La Suprema Corte nella ordinanza 21 giugno 2018, n. 16332 ha accolto riformato la sentenza di merito che aveva accolto le doglianze di un contribuente contro una Tariffa di igiene ambientale (Tia 2) applicata dal Comune di Venezia cui era stata aggiunta l'Iva.
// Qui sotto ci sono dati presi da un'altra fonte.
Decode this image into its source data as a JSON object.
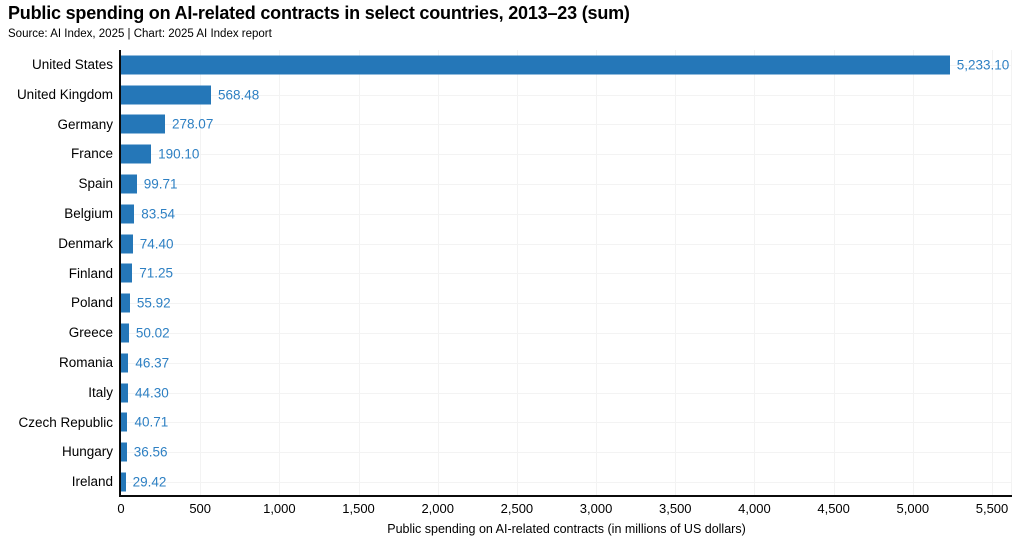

Nel fare un lungo excursus giuridico sulle varie tassazioni sui rifiuti, dalla Tarsu alla tariffa di igiene ambientale ex Dlgs 22/1997 (cosiddetta "Tia 1") fino alla "Tia 2" istituita dall'articolo 238 del Dlgs 152/2006, la Cassazione ha ribadito la natura privatistica di tale ultima tariffa risultante non solo dalla norma che l'ha istituita ma "confermata" anche dall'articolo 14, comma 33 del Dl 78/2010 convertito dalla legge 122/2010, interpretativo dell'articolo 238 del Dlgs 152/2006.
La "Tia2" ha natura corrispettiva ed è ontologicamente diversa sia dalla Tarsu, sia dalla "Tia1", pertanto è legittima l'applicazione dell'Iva ex Dpr 633/1972. La sentenza in parola risulta molto importante anche ai fini della Tarip, la tariffa puntuale sui rifiuti ex articolo 1, comma 668 della legge 147/2013 che viene qualificata dal Legislatore "tariffa avente natura corrispettiva", e che pertanto, mutatis mutandis, sarebbe soggetta ad Iva.